The 77-year-old Republican has stepped up his rhetoric against a host of domestic opponents in recent months, and looks set to go even further after his historic conviction in a criminal trial that he claims -- without evidence -- was orchestrated by his political rival, President Joe Biden.
That has raised fears of a genuine crackdown on whatever the former president deems to be dissent if he wins a second term in the White House that he has promised will focus on "retribution."
"So, you have Russia, you have China. But if you have a smart president, you always handle them quite easily, actually," Trump said in an interview with conservative Fox News on Sunday.
"But the enemy from within, they are doing damage to this country."
During his first term Trump regularly railed at the media as the "enemy of the people," but his sweep now seems wider and more indiscriminate.
In November at a Veterans Day rally in New Hampshire, Trump declared that "the threat from outside forces is far less sinister, dangerous and grave than the threat from within."

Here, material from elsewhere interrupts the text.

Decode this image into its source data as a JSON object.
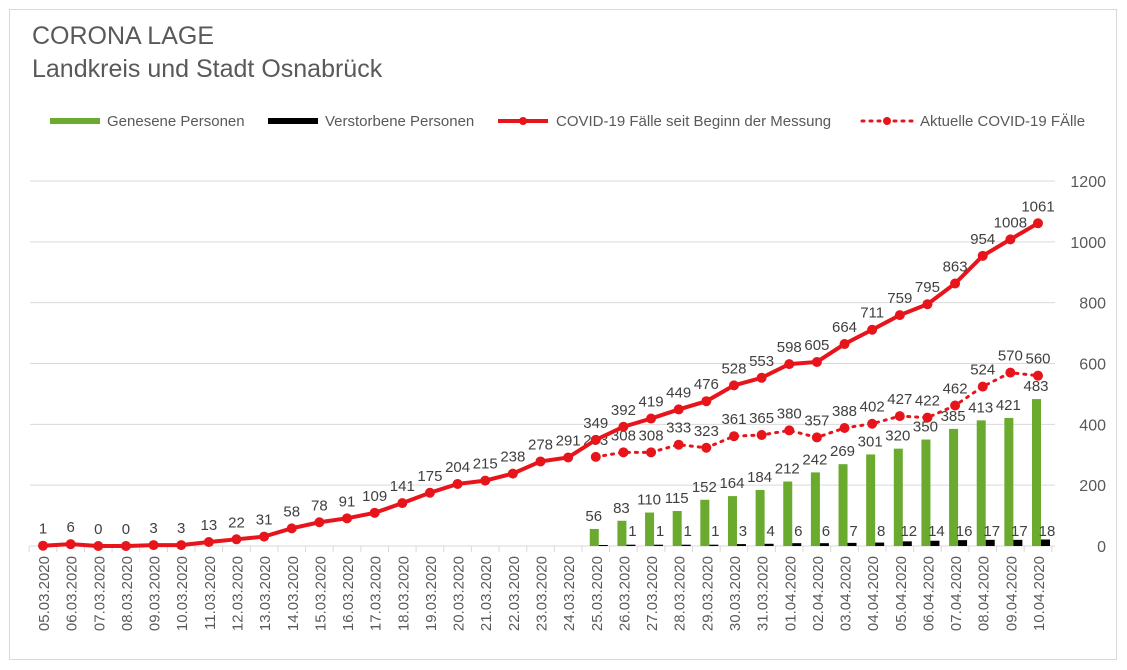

It was at the same rally that Trump caused an outcry by describing his domestic opponents as "vermin" and described immigrants as "poisoning the blood of the country," remarks that Biden has compared to the language of Nazi Germany.
In February at an evangelical convention in Nashville, Tennessee, Trump himself evoked World War II when "our country was at war with the enemy" -- but to back up his own concept of internal enemies.
"This time, the greatest threat is not from the outside of our country, I really believe this. It's the people from within our country that are more dangerous. They're very sick people," he said.
Trump, who often brings up his friendly relations with autocratic leaders such as Russia's Vladimir Putin and North Korea's Kim Jong Un, returned to the theme in an interview with Time magazine last month.
"I think the enemy from within, in many cases, is much more dangerous for our country than the outside enemies of China, Russia, and various others," Trump said when asked if he would be willing to suspend parts of the US Constitution to deal with opponents.
- 'Suspicion and blame' -
The question is: who exactly is the enemy within that Trump talks about?
"It's not just directed at Joe Biden, you see the increase in threats against people in the legal system, judges, prosecutors," said Rebecca Gill, who teaches political science at the University of Nevada Las Vegas.
In his rambling speeches, Trump has also frequently lashed out at leftwingers, the media, immigrants, communists and what the tycoon calls political elites.
"It rhymes with some of what we have heard throughout history, in fascist governments and authoritarian governments," Gill said. "It's definitely increasing."
The term "enemies from within" burst onto the US political scene when senator Joseph McCarthy used it while leading his anti-communist crusade in the 1950s.
Leonard Glass, one of 27 psychiatrists who jointly wrote a book called "The Dangerous Case of Donald Trump" in 2017, says Trump's main goal in echoing the phrase now is to whip up his supporters' anger.
Glass said it was a "repetitive evocation of suspicion and blame for all disappointments on those whose views are different. They are not seen as countrymen worthy of respectful debate, but instead are vile usurpers."
And with conservatives rallying around Trump, few GOP lawmakers are reining in the ex-president's aggressive rhetoric -- or their own.
Trump ally Troy Nehls, a congressman from Texas, said there would be "hell to pay" for the New York trial verdict and that there "always could be" unrest, Axios reported.
Some of the rhetoric swirling around Trump has also taken on an almost messianic tone.
Victoria Johnson, who teaches sociology at the University of Missouri, said it was aimed at the nationalist, Christian right that Trump has increasingly courted.
"'You're either with God or you're with Satan,' that kind of thinking," she said. "They align themselves with evangelicals to get the votes but he clearly isn't a religious person. It's a strategy."
She recalled the example of retired general Michael Flynn, Trump's former national security advisor who resigned after lying to the FBI about his contacts with Russia, and is now leading a nationwide tour designed to raise an "Army of God."